There was a wonderful and many-leveled table intrigue, and I believe that more and more of it will come through every time the drama is replayed. And it was here in this drama that one of the most strange of the Bentley-effect phenomena first appeared. There is unmistakable evidence that some of the subvocalizations (thoughts) of the people were now to be heard as “slow sound,” which was really selenium triggered “slow thought.” Some of these manifestations were the role thoughts of the actors so strangely vocalized (Clarinda Calliope, for instance, could not speak or think in any tongues except English and her own Pennsylvania Dutch in normal circumstances: but in her triple spy roles we find her thinking out loud in Turkish and Greek and Russian); and other of the vocalizations are the real thoughts of the actors (the amazingly frank intentions of Leslie Whitemansion and of the new Apollo Mont-de-Marsan as to their lady loves of the evening after they should have received their two-dollar actors’ fee for the day).

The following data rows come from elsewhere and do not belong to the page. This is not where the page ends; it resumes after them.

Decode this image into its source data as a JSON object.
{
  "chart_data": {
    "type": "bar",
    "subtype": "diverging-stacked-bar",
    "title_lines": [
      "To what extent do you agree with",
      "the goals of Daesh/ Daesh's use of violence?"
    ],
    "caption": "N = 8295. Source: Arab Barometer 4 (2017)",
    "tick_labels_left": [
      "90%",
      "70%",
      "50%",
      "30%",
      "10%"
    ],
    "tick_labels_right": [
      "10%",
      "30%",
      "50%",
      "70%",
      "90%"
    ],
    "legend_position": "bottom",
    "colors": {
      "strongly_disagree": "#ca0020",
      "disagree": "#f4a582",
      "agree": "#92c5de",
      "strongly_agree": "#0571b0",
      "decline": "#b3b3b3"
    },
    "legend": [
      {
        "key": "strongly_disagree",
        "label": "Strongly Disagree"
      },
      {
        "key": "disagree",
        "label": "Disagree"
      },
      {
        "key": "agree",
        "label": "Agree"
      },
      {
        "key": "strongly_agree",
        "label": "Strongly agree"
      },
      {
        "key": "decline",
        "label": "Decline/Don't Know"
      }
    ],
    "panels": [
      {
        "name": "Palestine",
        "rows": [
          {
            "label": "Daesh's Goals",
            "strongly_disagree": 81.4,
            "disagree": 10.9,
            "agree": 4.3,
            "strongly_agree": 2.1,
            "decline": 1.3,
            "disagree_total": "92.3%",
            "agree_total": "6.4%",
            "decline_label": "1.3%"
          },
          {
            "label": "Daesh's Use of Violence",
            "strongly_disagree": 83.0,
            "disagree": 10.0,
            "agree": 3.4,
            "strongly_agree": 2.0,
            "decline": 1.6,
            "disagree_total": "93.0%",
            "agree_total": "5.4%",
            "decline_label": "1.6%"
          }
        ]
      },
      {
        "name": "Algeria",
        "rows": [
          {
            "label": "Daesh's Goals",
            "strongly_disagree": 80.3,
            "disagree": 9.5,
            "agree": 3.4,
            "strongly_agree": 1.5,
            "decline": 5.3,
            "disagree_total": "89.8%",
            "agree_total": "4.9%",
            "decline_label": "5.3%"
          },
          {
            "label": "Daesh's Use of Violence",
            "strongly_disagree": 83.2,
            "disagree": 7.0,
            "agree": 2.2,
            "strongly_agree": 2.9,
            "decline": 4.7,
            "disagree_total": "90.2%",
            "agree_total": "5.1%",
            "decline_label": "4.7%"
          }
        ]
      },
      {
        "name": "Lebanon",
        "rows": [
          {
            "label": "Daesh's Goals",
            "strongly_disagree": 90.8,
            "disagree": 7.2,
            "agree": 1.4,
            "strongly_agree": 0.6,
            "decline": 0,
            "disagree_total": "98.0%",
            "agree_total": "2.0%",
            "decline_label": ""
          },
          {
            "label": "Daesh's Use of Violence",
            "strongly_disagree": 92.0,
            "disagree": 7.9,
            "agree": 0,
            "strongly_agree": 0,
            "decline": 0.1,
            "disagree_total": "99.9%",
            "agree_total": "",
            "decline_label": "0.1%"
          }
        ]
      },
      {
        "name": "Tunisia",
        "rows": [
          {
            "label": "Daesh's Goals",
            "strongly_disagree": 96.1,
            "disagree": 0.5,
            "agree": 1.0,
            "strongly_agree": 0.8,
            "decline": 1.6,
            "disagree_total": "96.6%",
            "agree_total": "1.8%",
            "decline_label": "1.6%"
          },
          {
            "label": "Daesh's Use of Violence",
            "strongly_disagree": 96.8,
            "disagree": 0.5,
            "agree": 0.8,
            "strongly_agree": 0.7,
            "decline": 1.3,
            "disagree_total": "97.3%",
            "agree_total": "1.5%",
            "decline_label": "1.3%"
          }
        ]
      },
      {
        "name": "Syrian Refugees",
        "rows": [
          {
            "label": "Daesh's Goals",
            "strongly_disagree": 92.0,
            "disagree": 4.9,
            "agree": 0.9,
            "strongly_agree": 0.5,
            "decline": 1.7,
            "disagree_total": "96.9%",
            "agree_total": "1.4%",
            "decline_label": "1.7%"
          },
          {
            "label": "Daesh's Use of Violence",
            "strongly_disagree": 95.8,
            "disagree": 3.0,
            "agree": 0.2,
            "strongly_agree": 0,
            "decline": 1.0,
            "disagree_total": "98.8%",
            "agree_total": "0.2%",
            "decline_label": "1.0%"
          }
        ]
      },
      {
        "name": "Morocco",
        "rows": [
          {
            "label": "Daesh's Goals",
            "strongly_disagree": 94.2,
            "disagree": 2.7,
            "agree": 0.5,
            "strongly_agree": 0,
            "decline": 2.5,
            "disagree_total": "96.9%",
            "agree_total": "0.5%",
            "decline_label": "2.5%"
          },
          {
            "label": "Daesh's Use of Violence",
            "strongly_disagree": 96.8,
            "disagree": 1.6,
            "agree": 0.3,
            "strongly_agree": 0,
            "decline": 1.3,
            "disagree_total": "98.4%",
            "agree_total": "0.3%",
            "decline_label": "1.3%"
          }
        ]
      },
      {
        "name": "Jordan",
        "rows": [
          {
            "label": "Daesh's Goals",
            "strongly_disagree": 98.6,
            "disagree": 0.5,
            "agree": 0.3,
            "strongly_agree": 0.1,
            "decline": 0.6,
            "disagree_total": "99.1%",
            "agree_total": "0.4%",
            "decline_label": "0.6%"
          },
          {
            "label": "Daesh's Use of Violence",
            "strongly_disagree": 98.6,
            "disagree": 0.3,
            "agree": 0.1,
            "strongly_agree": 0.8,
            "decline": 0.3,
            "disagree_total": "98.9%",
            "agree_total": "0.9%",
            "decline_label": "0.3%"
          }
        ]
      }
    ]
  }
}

It was a wonderful play and too intricate to be described. This one, above all, has to be seen. But again there was the anomalous intrusion of voices that were not a part of the scenes of the play: “Get rid of that Greek Wop kid, Clarie. I told him he was fired, and he said that he would stick around and work for nothing. He said he loved the fringe benefits. What are fringe benefits? I told him I’d run him off, and he said that this was the free state of New Jersey and that no one would run him off. I won’t have him around.”
“Oh, Aurie, there isn’t any Greek Wop kid. That was me playing that role too. Am I not talented to play so many roles? And you will not fire me from this role. I will continue to play it, and I will be paid for it. It isn’t the principle of the thing either: it’s the two dollars.”
“Yes, I understand that much about you. But you say that was you playing the part of that smart-mouth Apollo Dago Greek? That couldn’t be. I’ve seen you both at the same time. I’ve seen you two together too many times. I’ve seen you smooching each other.”
“Ah, Aurie, that was quite an advanced technique and illusion, not to mention double exposure, that I used there. What other actress could play both roles at once and get away with it?”